Wahyu yang turun tidak hanya membawa ajaran, tetapi juga menguatkan hati Rasulullah dan para sahabat dalam menghadapi berbagai ujian dakwah. Di tengah hinaan dan penolakan, Al-Qur’an menjadi sumber keteguhan dan semangat perjuangan.

5. Bentuk Pertolongan dari Allah SWT

Nuzulul Qur’an juga menjadi bukti pertolongan Allah SWT kepada umat Islam. Malam tersebut menjadi dorongan agar kaum Muslimin tetap istiqamah di jalan-Nya serta senantiasa berharap ridha dan rahmat Allah SWT.

Baca Juga: 75 Tema Kegiatan Bulan Ramadhan 2026 yang Modern & Inspiratif

Hikmah Nuzulul Quran

1. Al-Qur’an Diturunkan di Bulan Ramadhan

Nuzulul Quran mengingatkan umat Islam bahwa wahyu pertama turun pada bulan suci Ramadhan, bulan yang penuh keberkahan. Peristiwa ini menegaskan kemuliaan Ramadhan sebagai waktu yang dipilih Allah SWT untuk menurunkan petunjuk hidup bagi manusia. Karena itu, Ramadhan bukan hanya bulan ibadah, tetapi juga momentum mendekatkan diri kepada Al-Qur’an.

2. Pelajaran dari Turunnya Wahyu Secara Bertahap

Al-Qur’an tidak diturunkan sekaligus, melainkan berangsur-angsur sesuai dengan kondisi dan peristiwa yang dihadapi Rasulullah SAW. Cara ini menunjukkan hikmah Allah SWT dalam membimbing Nabi dan umatnya secara perlahan namun penuh makna.
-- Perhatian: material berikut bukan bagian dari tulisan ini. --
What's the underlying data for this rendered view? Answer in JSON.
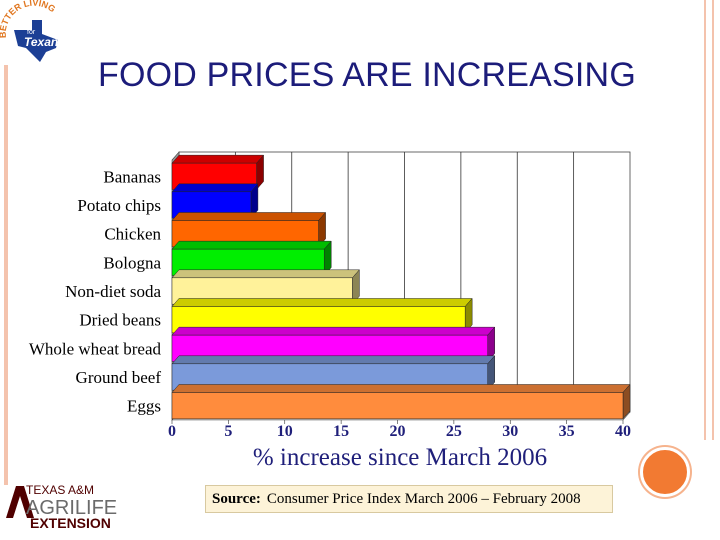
{
  "slide": {
    "title": "FOOD PRICES ARE INCREASING",
    "source_label": "Source:",
    "source_text": "Consumer Price Index March 2006 – February 2008"
  },
  "logos": {
    "top_ring_text": "BETTER LIVING",
    "top_small": "for",
    "top_main": "Texans",
    "bottom_line1": "TEXAS A&M",
    "bottom_line2": "AGRILIFE",
    "bottom_line3": "EXTENSION"
  },
  "colors": {
    "title": "#1c1c7a",
    "accent_orange": "#f27a32",
    "deco_line": "#f4c3ad"
  },
  "chart_data": {
    "type": "bar",
    "orientation": "horizontal",
    "style": "3d",
    "categories": [
      "Bananas",
      "Potato chips",
      "Chicken",
      "Bologna",
      "Non-diet soda",
      "Dried beans",
      "Whole wheat bread",
      "Ground beef",
      "Eggs"
    ],
    "values": [
      7.5,
      7,
      13,
      13.5,
      16,
      26,
      28,
      28,
      40
    ],
    "colors": [
      "#ff0000",
      "#0000ff",
      "#ff6600",
      "#00ee00",
      "#fff29a",
      "#ffff00",
      "#ff00ff",
      "#7b9ada",
      "#ff8c3d"
    ],
    "xlabel": "% increase since March 2006",
    "xlim": [
      0,
      40
    ],
    "xticks": [
      "0",
      "5",
      "10",
      "15",
      "20",
      "25",
      "30",
      "35",
      "40"
    ],
    "grid": true
  }
}
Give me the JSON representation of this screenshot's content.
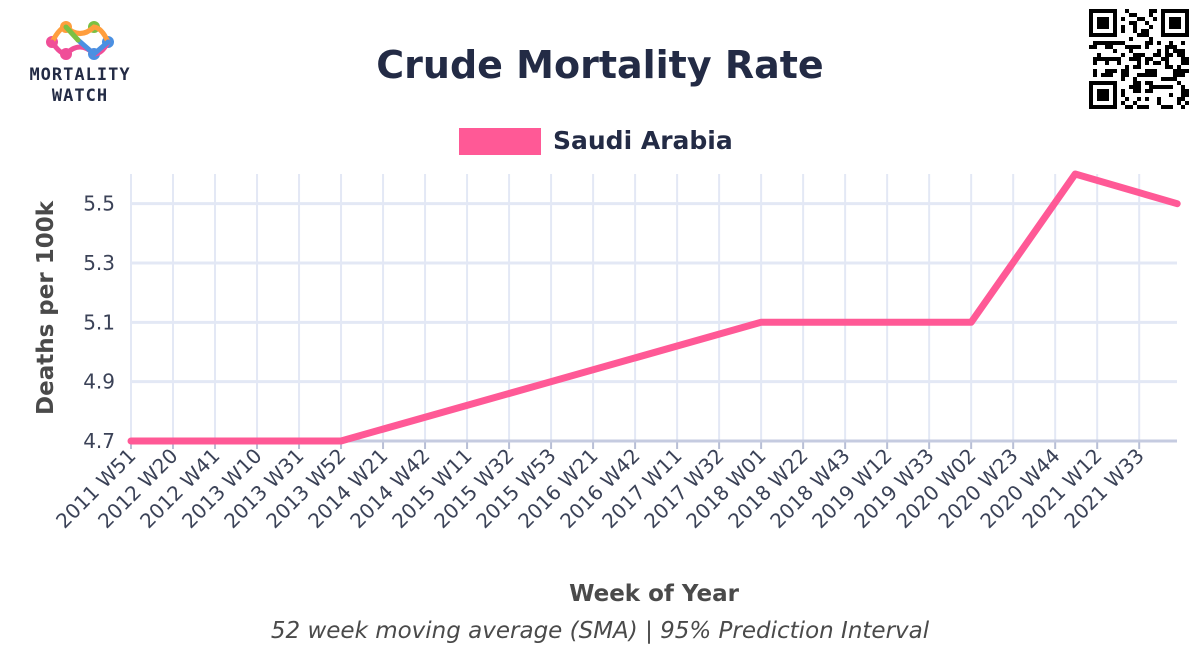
{
  "brand": {
    "line1": "MORTALITY",
    "line2": "WATCH",
    "colors": [
      "#f04e98",
      "#ff9e3d",
      "#7bc043",
      "#4a90e2"
    ]
  },
  "qr_icon": "qr-code-icon",
  "chart_data": {
    "type": "line",
    "title": "Crude Mortality Rate",
    "subtitle": "52 week moving average (SMA) | 95% Prediction Interval",
    "xlabel": "Week of Year",
    "ylabel": "Deaths per 100k",
    "ylim": [
      4.7,
      5.6
    ],
    "yticks": [
      "4.7",
      "4.9",
      "5.1",
      "5.3",
      "5.5"
    ],
    "x_tick_labels": [
      "2011 W51",
      "2012 W20",
      "2012 W41",
      "2013 W10",
      "2013 W31",
      "2013 W52",
      "2014 W21",
      "2014 W42",
      "2015 W11",
      "2015 W32",
      "2015 W53",
      "2016 W21",
      "2016 W42",
      "2017 W11",
      "2017 W32",
      "2018 W01",
      "2018 W22",
      "2018 W43",
      "2019 W12",
      "2019 W33",
      "2020 W02",
      "2020 W23",
      "2020 W44",
      "2021 W12",
      "2021 W33"
    ],
    "grid": true,
    "legend_position": "top-center",
    "series": [
      {
        "name": "Saudi Arabia",
        "color": "#ff5996",
        "points": [
          {
            "x": "2011 W51",
            "y": 4.7
          },
          {
            "x": "2013 W52",
            "y": 4.7
          },
          {
            "x": "2018 W01",
            "y": 5.1
          },
          {
            "x": "2020 W02",
            "y": 5.1
          },
          {
            "x": "2021 W01",
            "y": 5.6
          },
          {
            "x": "2021 W52",
            "y": 5.5
          }
        ]
      }
    ]
  }
}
Dari sini, umat Islam belajar tentang pentingnya kesabaran, keteguhan, dan kebijaksanaan dalam menghadapi berbagai ujian kehidupan.

3. Menguatkan Iman dan Ketakwaan

Peringatan Nuzulul Quran menjadi saat yang tepat untuk memperbarui semangat keimanan. Dengan memahami sejarah dan makna turunnya Al-Qur’an, umat Islam diharapkan semakin yakin, taat, serta berusaha mengamalkan ajaran yang terkandung di dalamnya. Momentum ini menjadi pengingat agar hubungan dengan Allah SWT terus diperkuat.

4. Sarana Edukasi untuk Lebih Dekat dengan Al-Qur’an

Nuzulul Quran juga menjadi kesempatan untuk meningkatkan pemahaman terhadap isi Al-Qur’an. Dengan mempelajari sejarah dan hikmahnya, umat Islam terdorong untuk lebih rajin membaca, mengkaji, dan menerapkan nilai-nilainya dalam kehidupan sehari-hari. Al-Qur’an pun menjadi sumber inspirasi dalam berbagai aspek kehidupan.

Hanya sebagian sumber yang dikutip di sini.